Analog Africa

SPACE ECHO - v/a - AA No.20 (2xLP, novo, lacrado, importado)

Estado: NEW
Formato: 2xLP
Ano: 2016
País: Alemanhã
Condição Capa/Disco: S / S (?)

Analog Africa No.20 - SPACE ECHO
The Mystery Behind the Cosmic Sound of Cabo verde Finally Revealed

Confira “Mino Di Mama” por Quirino Do Canto.
Grande favorito da casa! Super recomendado! Mas não perde a chance de ler abaixo a história atrás…


In the spring of 1968 a cargo ship was preparing to leave the port of Baltimore with an important shipment of musical instruments. Seu destino final era Rio de Janeiro, onde se realizaria a exposição EMSE (Exposição Mundial do Son Eletrônico).

Foi a primeira exposição do tipo a acontecer no Hemisfério Sul e muitas das principais empresas no campo da música eletrônica eram envolvidas. Rhodes, Moog, Farfisa, Hammond e Korg, para citar alguns, estavam ansiosos para apresentar seus mais recentes sintetizadores e outros aparelhos para um crescente e promissor mercado sul-americano, liderado pelo Brasil e pela Colômbia.

O navio com os bens saiu no dia 20 de março numa manhã calma e, misteriosamente, desapareceu do radar no mesmo dia.

Pode-se imaginar a surpresa dos aldeões do Cachaço, na ilha de São Nicolau de Cabo Verde, quando alguns meses depois eles acordaram e encontraram um navio encalhado em seus campos, no meio do nada, a 8 km de qualquer litoral. Depois de consultar os idosos da aldeia, os moradores decidiram abrir os containers para ver o que estava por dentro. Mas por causa de fofocas rápidas, a polícia colonial já havia chegado e asseguraram a área.

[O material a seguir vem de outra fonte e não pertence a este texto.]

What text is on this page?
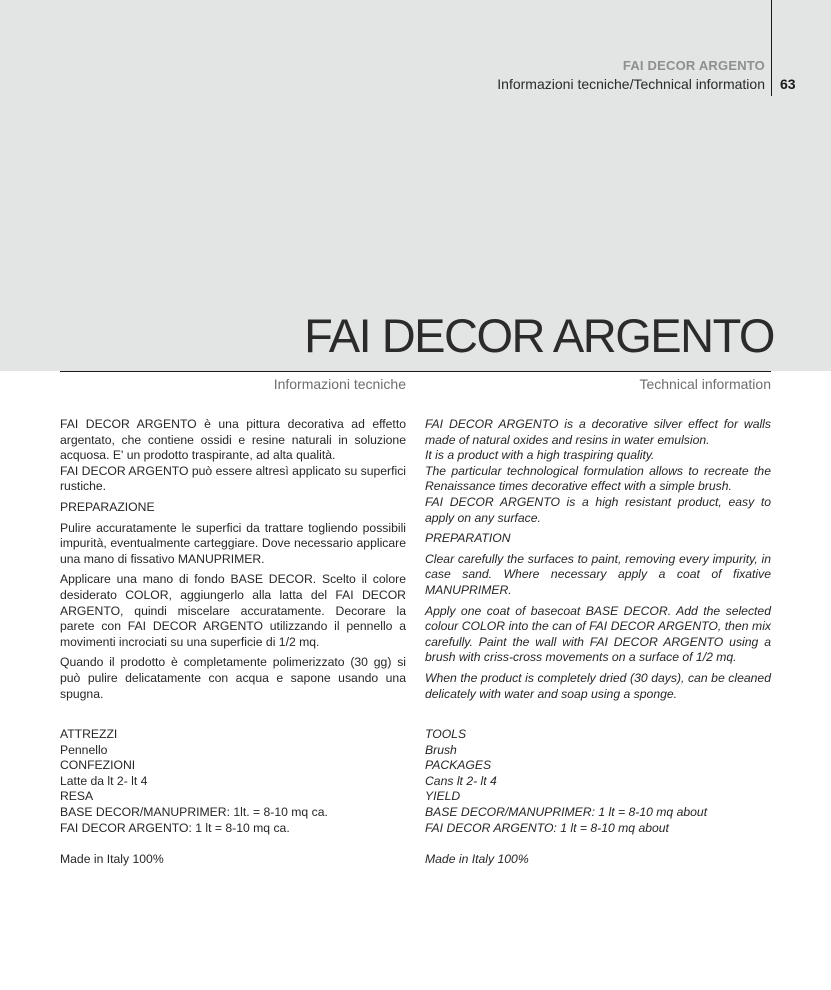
FAI DECOR ARGENTO
Informazioni tecniche/Technical information 63
FAI DECOR ARGENTO
Informazioni tecniche	Technical information

FAI DECOR ARGENTO è una pittura decorativa ad effetto argentato, che contiene ossidi e resine naturali in soluzione acquosa. E' un prodotto traspirante, ad alta qualità.
FAI DECOR ARGENTO può essere altresì applicato su superfici rustiche.

PREPARAZIONE

Pulire accuratamente le superfici da trattare togliendo possibili impurità, eventualmente carteggiare. Dove necessario applicare una mano di fissativo MANUPRIMER.

Applicare una mano di fondo BASE DECOR. Scelto il colore desiderato COLOR, aggiungerlo alla latta del FAI DECOR ARGENTO, quindi miscelare accuratamente. Decorare la parete con FAI DECOR ARGENTO utilizzando il pennello a movimenti incrociati su una superficie di 1/2 mq.

Quando il prodotto è completamente polimerizzato (30 gg) si può pulire delicatamente con acqua e sapone usando una spugna.

ATTREZZI
Pennello
CONFEZIONI
Latte da lt 2- lt 4
RESA
BASE DECOR/MANUPRIMER: 1lt. = 8-10 mq ca.
FAI DECOR ARGENTO: 1 lt = 8-10 mq ca.
Made in Italy 100%

FAI DECOR ARGENTO is a decorative silver effect for walls made of natural oxides and resins in water emulsion.
It is a product with a high traspiring quality.
The particular technological formulation allows to recreate the Renaissance times decorative effect with a simple brush.
FAI DECOR ARGENTO is a high resistant product, easy to apply on any surface.

PREPARATION

Clear carefully the surfaces to paint, removing every impurity, in case sand. Where necessary apply a coat of fixative MANUPRIMER.

Apply one coat of basecoat BASE DECOR. Add the selected colour COLOR into the can of FAI DECOR ARGENTO, then mix carefully. Paint the wall with FAI DECOR ARGENTO using a brush with criss-cross movements on a surface of 1/2 mq.

When the product is completely dried (30 days), can be cleaned delicately with water and soap using a sponge.

TOOLS
Brush
PACKAGES
Cans lt 2- lt 4
YIELD
BASE DECOR/MANUPRIMER: 1 lt = 8-10 mq about
FAI DECOR ARGENTO: 1 lt = 8-10 mq about
Made in Italy 100%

Cientistas e médicos portugueses foram ordenados para a cena e depois de semanas de estudos e pesquisas completas, concluiu-se que o navio havia caído do céu. Os moradores locais brincavam que o governo, de novo, havia desperdiçado o dinheiro do imposto em um exercício inútil, pois um simples olhar para a cratera gerada pelo impacto explicava o fenômeno!

O que os aldeões não sabiam, era que traços de partículas cósmicas foram descobertos no barco. O arco do navio mostrou vestígios de calor extremo, muito semelhantes aos vestígios encontrados nos meteoros, sugerindo que o navio penetrou no hemisfério em alta velocidade. Mas essa teoria não fazia sentido, pois tal impacto teria reduzido o navio em pó. O mistério permaneceu.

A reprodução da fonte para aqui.